Here is a new slot car to add to your collection, It is a highly detailed apollo lunar roving vehicle. It is sure something different ! http://www.thespacestore.com/apluroslcar.html
Bert


----------



## JordanZ870 (Nov 25, 2004)

That's really cool! thanks for sharing! (makes me wish I ran the bigger stuff, eh!)


----------



## Bill Hall (Jan 6, 2007)

What! No solid fuel rocket. 

Thanks for sharing this unique slot.


----------



## Scafremon (Dec 11, 2006)

That is pretty cool. I went to order one, but the shipping costs were unreal!

---
Shipping: $1.6M

Lunar Rover will be drop-shipped from an orbiting space shuttle - please provide accurate GPS coordinates.

---


----------



## WesJY (Mar 4, 2004)

I guess they will need to make a mar rover to compete with apollo lunar rover??? 

okok dumb joke.. 

Wes


----------



## bert model maker (Feb 19, 2002)

your welcome, i just saw it last week and wanted to share.


----------



## Mark Hosaflook (Jan 5, 2001)

Not too far back in Toy Cars magazine I think, there was an article on a new set coming out that featured the enterprise Vs. a Klingon Bird of Prey in slot form.
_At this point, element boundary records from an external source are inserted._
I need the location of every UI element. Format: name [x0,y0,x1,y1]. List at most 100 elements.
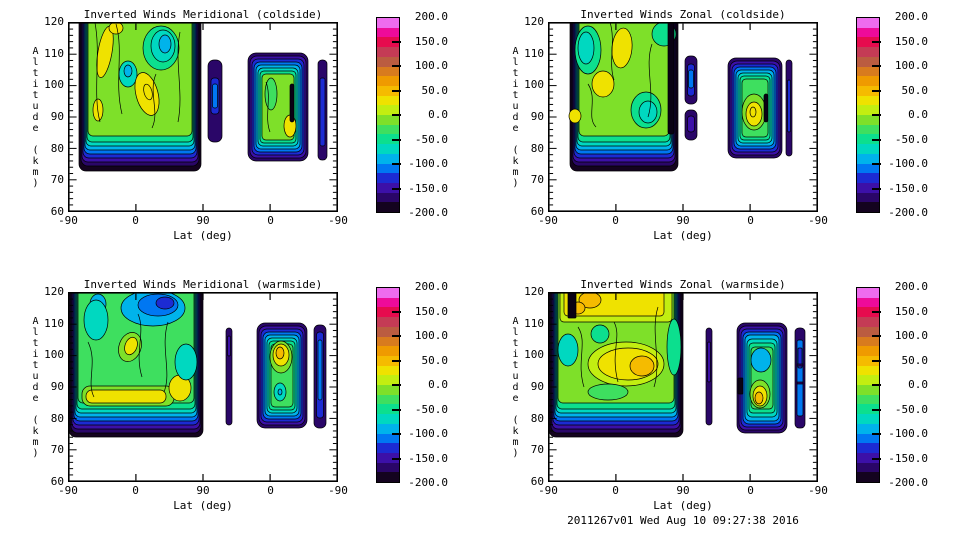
colorbar-tick-label: 50.0 [421,83,449,97]
contour-band [577,306,659,388]
colorbar-band [857,472,879,483]
colorbar-band [377,115,399,125]
colorbar [376,17,400,213]
contour-band [155,296,175,310]
colorbar-tick [392,457,401,460]
colorbar-tick [392,335,401,337]
colorbar-band [377,182,399,193]
colorbar-band [857,317,879,327]
x-tick-label: -90 [328,214,348,227]
colorbar-band [377,66,399,77]
colorbar-band [377,307,399,318]
colorbar-tick-label: 150.0 [894,304,928,318]
colorbar-tick [872,138,881,141]
colorbar-band [857,443,879,453]
colorbar-band [377,355,399,366]
colorbar-tick [392,89,401,92]
colorbar-band [857,336,879,347]
colorbar-band [377,163,399,174]
colorbar-band [857,452,879,463]
colorbar-tick-label: -150.0 [888,451,928,465]
colorbar-band [377,27,399,38]
contour-band [264,77,278,111]
plot-frame [548,22,818,212]
x-axis-title: Lat (deg) [173,499,233,512]
colorbar-tick-label: 200.0 [414,280,448,293]
contour-band [667,22,675,135]
contour-band [707,341,711,383]
contour-band [749,106,757,118]
colorbar-band [857,307,879,318]
colorbar-tick-label: 50.0 [421,353,449,367]
x-tick-label: 0 [612,484,619,497]
contour-band [567,292,577,319]
colorbar-band [857,153,879,164]
colorbar-band [377,336,399,347]
colorbar-band [857,56,879,67]
colorbar-band [857,297,879,308]
colorbar-tick-label: -50.0 [414,402,448,416]
colorbar-band [857,346,879,356]
colorbar-tick [872,408,881,411]
colorbar-band [857,365,879,376]
plot-title: Inverted Winds Meridional (coldside) [83,8,323,21]
contour-band [577,31,595,65]
colorbar-band [377,414,399,424]
colorbar-tick [392,65,401,67]
y-axis-title: Altitude (km) [510,45,521,189]
colorbar-band [857,288,879,298]
colorbar-tick-label: 100.0 [894,59,928,72]
colorbar-band [857,27,879,38]
contour-band [265,81,271,133]
contour-band [587,383,629,401]
contour-band [638,100,658,124]
colorbar-band [377,346,399,356]
x-tick-label: 90 [676,484,690,497]
y-tick-label: 60 [530,205,544,218]
contour-band [87,313,169,398]
contour-band [568,108,582,124]
contour-band [94,22,181,129]
contour-band [227,335,231,357]
contour-band [750,347,772,373]
y-axis-title: Altitude (km) [30,315,41,459]
colorbar [856,17,880,213]
colorbar-band [857,385,879,395]
contour-band [275,346,285,360]
colorbar-band [377,404,399,415]
colorbar-band [857,163,879,174]
colorbar-band [857,66,879,77]
x-tick-label: 0 [747,484,754,497]
colorbar-tick-label: 200.0 [894,10,928,23]
colorbar-tick [392,433,401,435]
colorbar-band [377,47,399,57]
colorbar-tick-label: 0.0 [428,108,448,121]
x-tick-label: 0 [267,484,274,497]
contour-band [158,34,172,54]
colorbar-tick-label: -200.0 [408,206,448,219]
y-tick-label: 110 [524,46,544,60]
colorbar-tick [392,138,401,141]
y-tick-label: 120 [44,15,64,28]
colorbar-tick [392,163,401,165]
contour-band [85,389,167,404]
colorbar-tick-label: -50.0 [414,132,448,146]
y-tick-label: 120 [524,15,544,28]
x-axis-title: Lat (deg) [173,229,233,242]
contour-band [590,324,610,344]
colorbar-tick [872,163,881,165]
y-tick-label: 90 [50,380,64,393]
colorbar-band [857,37,879,48]
y-tick-label: 120 [524,285,544,298]
colorbar-tick-label: -200.0 [888,476,928,489]
colorbar-band [377,375,399,386]
contour-band [317,339,323,401]
plot-title: Inverted Winds Zonal (warmside) [580,278,786,291]
colorbar-tick-label: 200.0 [414,10,448,23]
colorbar-band [377,452,399,463]
y-axis-title: Altitude (km) [510,315,521,459]
y-tick-label: 110 [44,46,64,60]
colorbar-band [377,144,399,154]
colorbar-tick [392,359,401,362]
panel-meridional-coldside: Inverted Winds Meridional (coldside) Alt… [0,0,480,270]
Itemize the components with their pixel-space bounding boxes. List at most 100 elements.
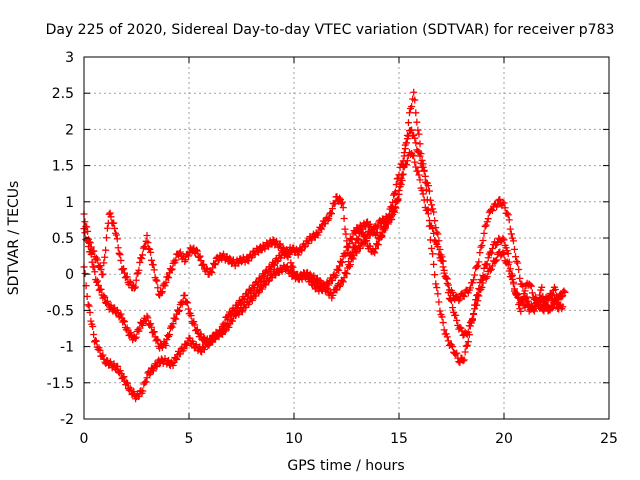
data-point	[488, 262, 496, 270]
data-point	[332, 271, 340, 279]
data-point	[395, 190, 403, 198]
data-point	[411, 96, 419, 104]
data-point	[327, 209, 335, 217]
data-point	[388, 203, 396, 211]
data-point	[225, 323, 233, 331]
data-point	[535, 298, 543, 306]
data-point	[147, 248, 155, 256]
data-point	[345, 258, 353, 266]
data-point	[143, 231, 151, 239]
data-point	[120, 265, 128, 273]
data-point	[420, 196, 428, 204]
data-point	[499, 249, 507, 257]
data-point	[153, 277, 161, 285]
data-point	[486, 248, 494, 256]
data-point	[350, 243, 358, 251]
data-point	[269, 236, 277, 244]
data-point	[469, 316, 476, 324]
data-point	[171, 314, 179, 322]
data-point	[427, 196, 434, 204]
data-point	[348, 248, 356, 256]
data-points	[80, 88, 569, 403]
data-point	[89, 322, 97, 330]
data-point	[202, 264, 210, 272]
data-point	[482, 261, 490, 269]
data-point	[167, 266, 175, 274]
data-point	[139, 251, 146, 259]
data-point	[461, 348, 469, 356]
data-point	[483, 260, 491, 268]
data-point	[150, 266, 158, 274]
data-point	[444, 337, 452, 345]
data-point	[132, 276, 140, 284]
data-point	[183, 298, 191, 306]
data-point	[448, 297, 455, 305]
x-tick-label: 0	[80, 431, 89, 447]
data-point	[508, 275, 516, 283]
data-point	[527, 282, 535, 290]
data-point	[115, 249, 123, 257]
data-point	[94, 256, 101, 264]
data-point	[275, 241, 283, 249]
data-point	[324, 216, 332, 224]
data-point	[94, 277, 101, 285]
data-point	[444, 289, 452, 297]
data-point	[505, 216, 513, 224]
data-point	[283, 263, 290, 271]
data-point	[391, 188, 399, 196]
data-point	[343, 270, 351, 278]
data-point	[221, 327, 229, 335]
data-point	[329, 291, 337, 299]
data-point	[154, 336, 162, 344]
data-point	[325, 215, 333, 223]
data-point	[303, 271, 311, 279]
data-point	[463, 341, 471, 349]
data-point	[106, 209, 114, 217]
data-point	[390, 191, 398, 199]
data-point	[101, 253, 109, 261]
data-point	[500, 250, 508, 258]
data-point	[559, 288, 567, 296]
y-tick-label: 0.5	[52, 231, 74, 247]
data-point	[336, 194, 344, 202]
data-point	[539, 292, 547, 300]
data-point	[154, 284, 162, 292]
data-point	[538, 283, 546, 291]
data-point	[351, 244, 359, 252]
data-point	[487, 265, 495, 273]
data-point	[160, 280, 168, 288]
data-point	[372, 245, 380, 253]
data-point	[470, 310, 478, 318]
data-point	[207, 268, 215, 276]
data-point	[398, 177, 406, 185]
data-point	[493, 256, 501, 264]
data-point	[340, 215, 348, 223]
data-point	[459, 357, 467, 365]
data-point	[428, 201, 436, 209]
data-point	[439, 263, 447, 271]
data-point	[467, 317, 475, 325]
data-point	[483, 218, 491, 226]
data-point	[439, 319, 447, 327]
data-point	[90, 247, 98, 255]
data-point	[520, 293, 528, 301]
data-point	[530, 307, 538, 315]
data-point	[81, 269, 89, 277]
data-point	[481, 222, 489, 230]
data-point	[507, 230, 515, 238]
data-point	[430, 260, 438, 268]
data-point	[431, 271, 439, 279]
data-point	[420, 166, 428, 174]
data-point	[85, 238, 93, 246]
data-point	[519, 282, 527, 290]
data-point	[91, 268, 99, 276]
data-point	[430, 208, 438, 216]
data-point	[391, 208, 398, 216]
data-point	[391, 204, 399, 212]
data-point	[440, 269, 448, 277]
data-point	[152, 362, 160, 370]
data-point	[479, 279, 487, 287]
data-point	[438, 257, 446, 265]
data-point	[100, 259, 108, 267]
data-point	[183, 342, 191, 350]
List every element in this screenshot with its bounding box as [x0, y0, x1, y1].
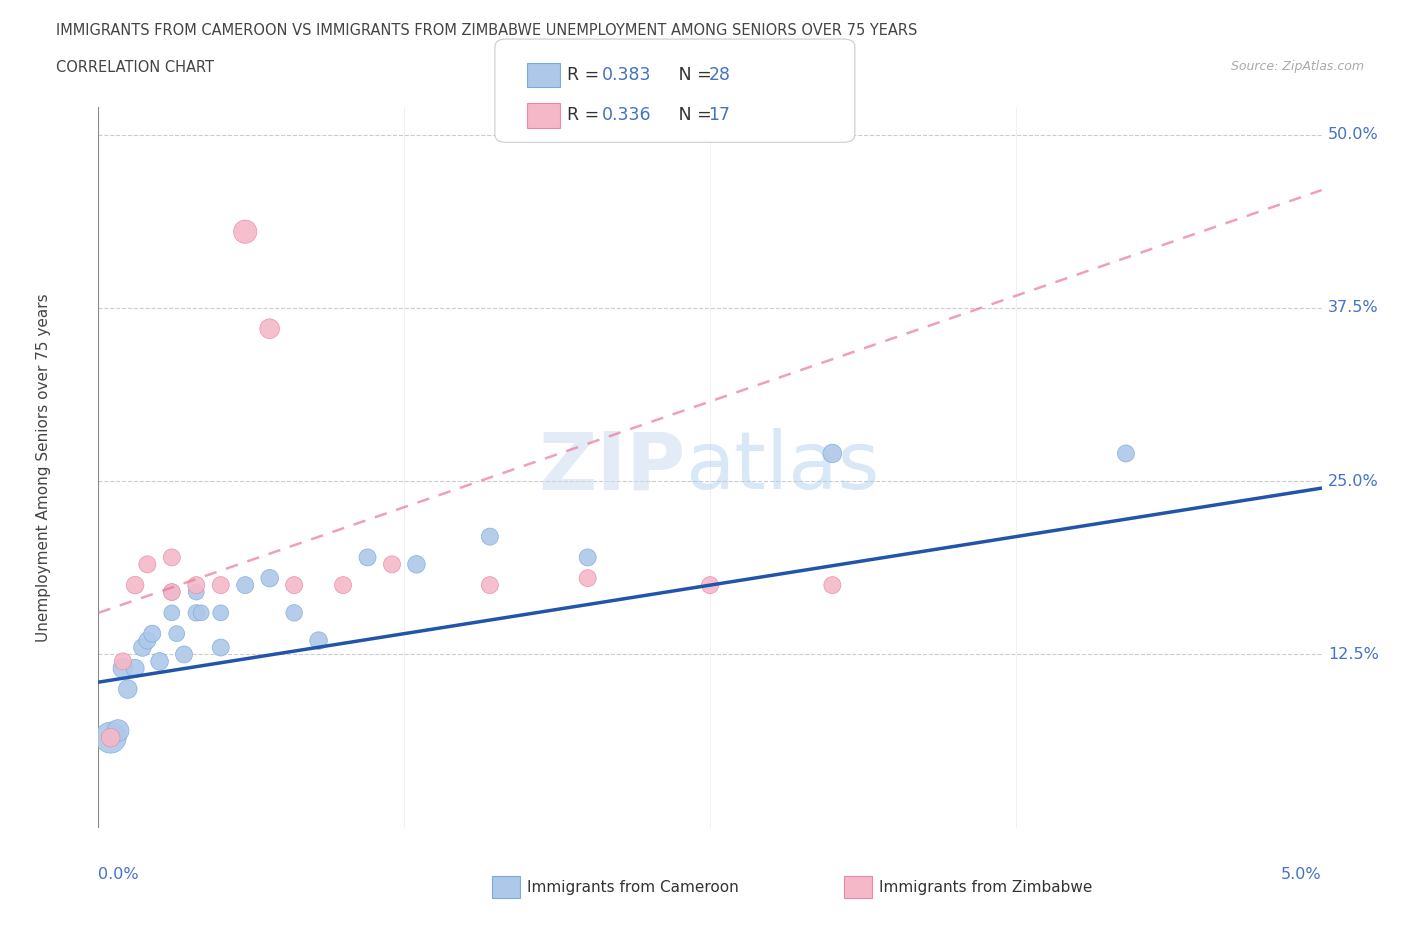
Point: [173, 647, 195, 662]
Point: [160, 550, 183, 565]
Text: 0.0%: 0.0%: [98, 868, 139, 883]
Point: [356, 550, 378, 565]
Text: N =: N =: [662, 106, 717, 125]
Text: 12.5%: 12.5%: [1327, 647, 1379, 662]
Point: [186, 605, 208, 620]
Point: [478, 529, 501, 544]
Point: [283, 605, 305, 620]
Text: 37.5%: 37.5%: [1327, 300, 1378, 315]
Point: [308, 633, 330, 648]
Point: [233, 578, 256, 592]
Point: [160, 605, 183, 620]
Point: [381, 557, 404, 572]
Point: [821, 446, 844, 461]
Point: [100, 730, 122, 745]
Point: [190, 605, 212, 620]
Point: [131, 640, 153, 655]
Point: [821, 578, 844, 592]
Point: [160, 585, 183, 600]
Point: [576, 550, 599, 565]
Text: R =: R =: [567, 66, 605, 84]
Text: 0.383: 0.383: [602, 66, 651, 84]
Point: [209, 605, 232, 620]
Text: Source: ZipAtlas.com: Source: ZipAtlas.com: [1230, 60, 1364, 73]
Point: [111, 661, 134, 676]
Point: [124, 661, 146, 676]
Point: [576, 571, 599, 586]
Text: Immigrants from Zimbabwe: Immigrants from Zimbabwe: [879, 880, 1092, 895]
Point: [141, 626, 163, 641]
Text: 25.0%: 25.0%: [1327, 473, 1378, 488]
Point: [100, 730, 122, 745]
Text: atlas: atlas: [686, 429, 880, 506]
Point: [166, 626, 188, 641]
Text: R =: R =: [567, 106, 605, 125]
Point: [283, 578, 305, 592]
Text: ZIP: ZIP: [538, 429, 686, 506]
Text: 5.0%: 5.0%: [1281, 868, 1322, 883]
Point: [136, 633, 159, 648]
Point: [117, 682, 139, 697]
Point: [209, 640, 232, 655]
Text: 28: 28: [709, 66, 731, 84]
Text: IMMIGRANTS FROM CAMEROON VS IMMIGRANTS FROM ZIMBABWE UNEMPLOYMENT AMONG SENIORS : IMMIGRANTS FROM CAMEROON VS IMMIGRANTS F…: [56, 23, 918, 38]
Point: [149, 654, 172, 669]
Point: [1115, 446, 1137, 461]
Point: [478, 578, 501, 592]
Point: [124, 578, 146, 592]
Point: [186, 585, 208, 600]
Point: [186, 578, 208, 592]
Point: [699, 578, 721, 592]
Point: [405, 557, 427, 572]
Text: N =: N =: [662, 66, 717, 84]
Text: Immigrants from Cameroon: Immigrants from Cameroon: [527, 880, 740, 895]
Text: Unemployment Among Seniors over 75 years: Unemployment Among Seniors over 75 years: [37, 293, 51, 642]
Point: [107, 724, 129, 738]
Point: [332, 578, 354, 592]
Text: 50.0%: 50.0%: [1327, 127, 1378, 142]
Point: [233, 224, 256, 239]
Point: [259, 321, 281, 336]
Point: [136, 557, 159, 572]
Point: [209, 578, 232, 592]
Point: [160, 585, 183, 600]
Text: 0.336: 0.336: [602, 106, 651, 125]
Text: CORRELATION CHART: CORRELATION CHART: [56, 60, 214, 75]
Point: [111, 654, 134, 669]
Text: 17: 17: [709, 106, 731, 125]
Point: [259, 571, 281, 586]
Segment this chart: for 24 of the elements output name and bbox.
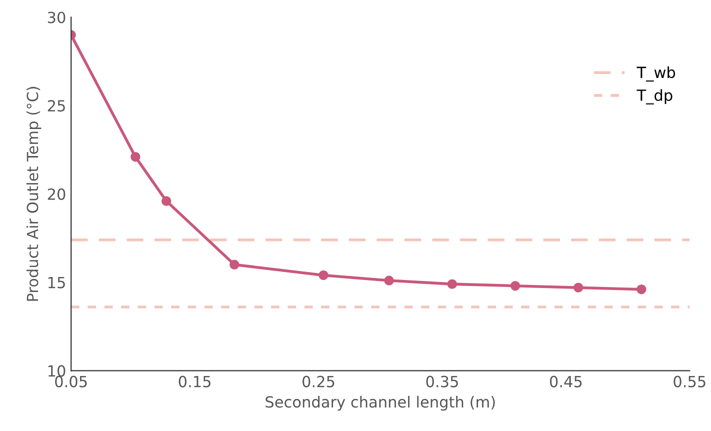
y-tick-label: 25 — [48, 100, 65, 112]
y-tick-label: 10 — [48, 365, 66, 377]
point — [510, 280, 520, 291]
point — [318, 270, 328, 280]
point — [130, 152, 140, 162]
x-tick-label: 0.45 — [550, 376, 582, 388]
x-tick-label: 0.05 — [55, 376, 87, 388]
legend-label: T_wb — [636, 66, 676, 82]
point — [447, 279, 457, 289]
y-tick-label: 15 — [48, 276, 65, 288]
point — [573, 282, 584, 292]
y-tick-label: 30 — [48, 12, 66, 24]
point — [162, 196, 172, 206]
x-tick-label: 0.25 — [302, 376, 334, 388]
legend-label: T_dp — [636, 89, 672, 104]
x-tick-label: 0.55 — [674, 376, 706, 388]
y-tick-label: 20 — [48, 188, 66, 200]
x-tick-label: 0.35 — [426, 376, 458, 388]
point — [230, 260, 240, 270]
y-axis-title: Product Air Outlet Temp (°C) — [26, 86, 42, 301]
point — [636, 284, 646, 294]
x-tick-label: 0.15 — [178, 376, 210, 388]
x-axis-title: Secondary channel length (m) — [266, 396, 495, 411]
point — [384, 276, 394, 286]
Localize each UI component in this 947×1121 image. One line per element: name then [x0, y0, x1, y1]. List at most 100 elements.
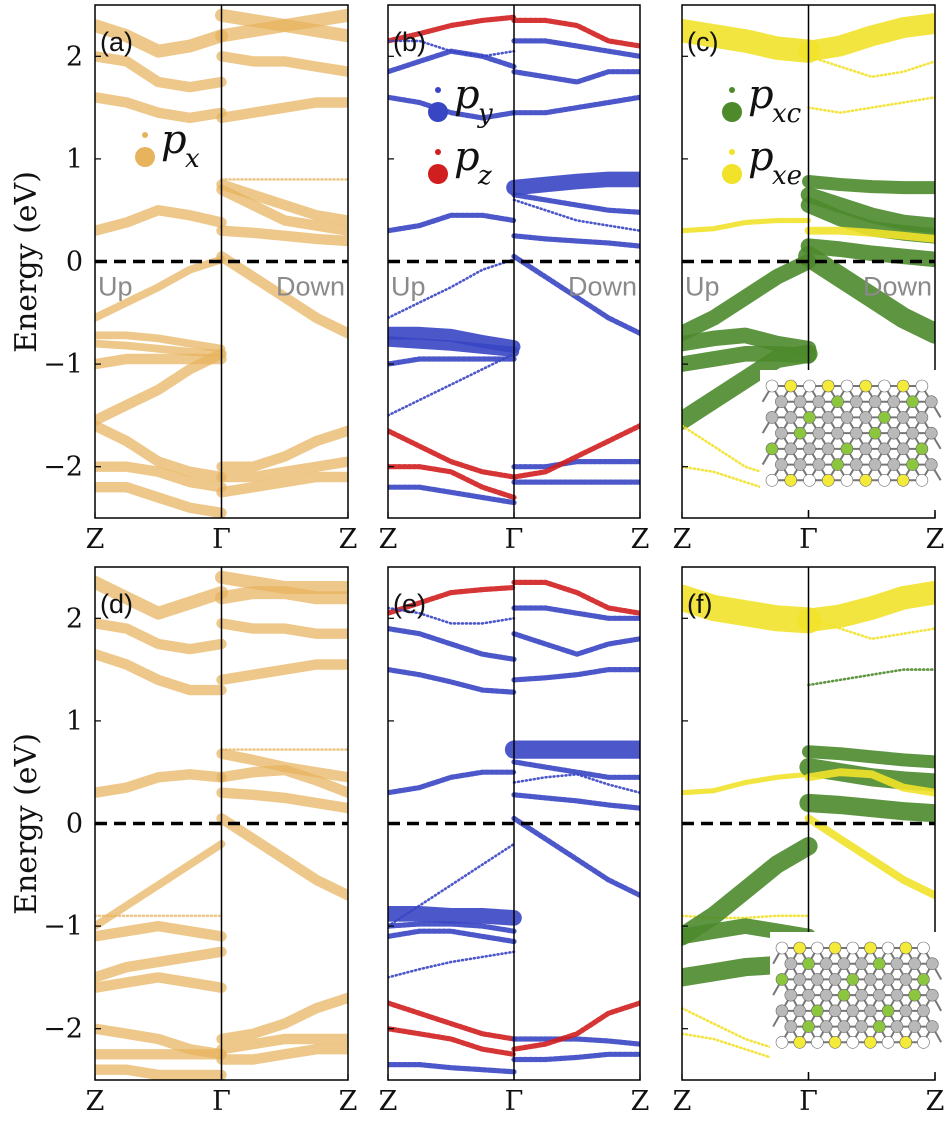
atom: [915, 411, 929, 424]
atom: [793, 941, 806, 955]
x-tick-label: Z: [339, 524, 358, 555]
atom: [784, 988, 798, 1002]
band-f-down-14: [799, 793, 935, 823]
band-e-up-9: [388, 950, 516, 979]
atom: [872, 988, 886, 1002]
band-a-up-4: [95, 255, 226, 322]
x-tick-label: Γ: [505, 524, 524, 555]
band-a-up-3: [95, 205, 227, 236]
atom: [775, 395, 788, 409]
atom: [896, 442, 910, 456]
atom: [864, 973, 877, 986]
y-tick-label: −2: [43, 1014, 83, 1045]
panel-label: (c): [687, 27, 718, 57]
atom: [812, 395, 826, 409]
atom: [926, 957, 939, 971]
y-tick-label: −1: [43, 911, 83, 942]
band-f-down-10: [807, 668, 935, 687]
panel-label: (a): [100, 27, 133, 57]
band-c-down-11: [802, 175, 935, 195]
band-a-down-15: [216, 97, 348, 124]
band-c-up-3: [682, 327, 817, 357]
band-e-up-3: [388, 667, 517, 695]
band-b-down-19: [512, 198, 640, 232]
band-b-up-9: [388, 352, 516, 417]
band-a-up-11: [95, 482, 227, 518]
band-e-down-19: [512, 773, 640, 794]
band-b-down-14: [511, 38, 640, 59]
atom: [917, 941, 930, 955]
panel-label: (e): [393, 589, 426, 619]
atom: [803, 442, 816, 456]
band-c-down-14: [804, 226, 935, 243]
band-c-down-8: [798, 13, 935, 62]
atom: [846, 941, 860, 955]
band-a-down-16: [216, 179, 348, 226]
lattice-atoms: [775, 941, 939, 1049]
band-e-up-1: [388, 606, 516, 625]
atom: [812, 458, 826, 471]
band-d-up-7: [95, 946, 227, 983]
atom: [803, 473, 816, 487]
atom: [924, 395, 938, 409]
atom: [906, 426, 919, 440]
atom: [765, 442, 779, 456]
band-d-down-21: [216, 992, 348, 1045]
x-tick-label: Z: [86, 524, 105, 555]
panel-label: (b): [393, 27, 426, 57]
atom: [899, 1035, 913, 1049]
structure-inset-bottom: [770, 932, 943, 1072]
legend-marker-small: [729, 149, 735, 155]
band-f-up-3: [682, 837, 818, 946]
band-e-down-14: [511, 605, 640, 621]
atom: [765, 379, 779, 393]
legend-subscript: z: [477, 161, 492, 191]
atom: [831, 458, 844, 471]
atom: [803, 411, 816, 424]
band-a-down-22: [216, 456, 348, 483]
x-tick-label: Γ: [799, 1086, 818, 1117]
atom: [775, 1004, 789, 1018]
atom: [924, 458, 938, 471]
atom: [872, 1020, 886, 1033]
band-a-down-14: [216, 51, 348, 77]
bands-b: [388, 14, 640, 506]
y-tick-label: −1: [43, 349, 83, 380]
band-d-up-1: [95, 618, 227, 655]
band-d-down-14: [216, 618, 348, 639]
band-c-down-15: [800, 238, 935, 268]
band-d-up-0: [95, 575, 228, 620]
legend-subscript: x: [185, 144, 200, 174]
atom: [821, 411, 835, 424]
atom: [819, 988, 833, 1002]
band-a-up-2: [95, 92, 227, 124]
band-e-down-21: [511, 815, 640, 898]
x-tick-label: Z: [339, 1086, 358, 1117]
atom: [850, 458, 863, 471]
atom: [793, 426, 807, 440]
band-e-up-12: [388, 1062, 517, 1075]
atom: [793, 1035, 806, 1049]
atom: [775, 941, 789, 955]
band-b-up-2: [388, 48, 517, 75]
atom: [908, 988, 921, 1002]
band-d-down-22: [216, 1033, 348, 1055]
band-d-down-15: [216, 659, 348, 686]
atom: [784, 411, 798, 424]
band-c-down-12: [800, 187, 935, 234]
atom: [859, 379, 872, 393]
atom: [775, 1035, 789, 1049]
band-a-up-1: [95, 51, 227, 93]
atom: [868, 458, 882, 471]
atom: [859, 473, 872, 487]
atom: [821, 473, 835, 487]
band-a-down-20: [216, 251, 348, 339]
band-d-down-18: [216, 764, 348, 798]
atom: [878, 411, 891, 424]
atom: [915, 473, 929, 487]
band-c-up-5: [682, 344, 818, 430]
atom: [908, 957, 921, 971]
y-axis-label-bottom: Energy (eV): [9, 733, 44, 915]
atom: [831, 395, 844, 409]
Also had a set of jets as well. Not ssure I ever saw those released but the idea was kind of cool!


----------



## roadrner (Jul 21, 1999)

What no sponsors and numbers on that thing? Didn't the folks from TANG know about this? :devil: rr


----------



## bumpercar88 (Feb 6, 2005)

Alot of drag in the wind tunnel!


----------



## noddaz (Aug 6, 1999)

*But the big question...*

Who is going to get two of them and race them? :lol: 

Scott


----------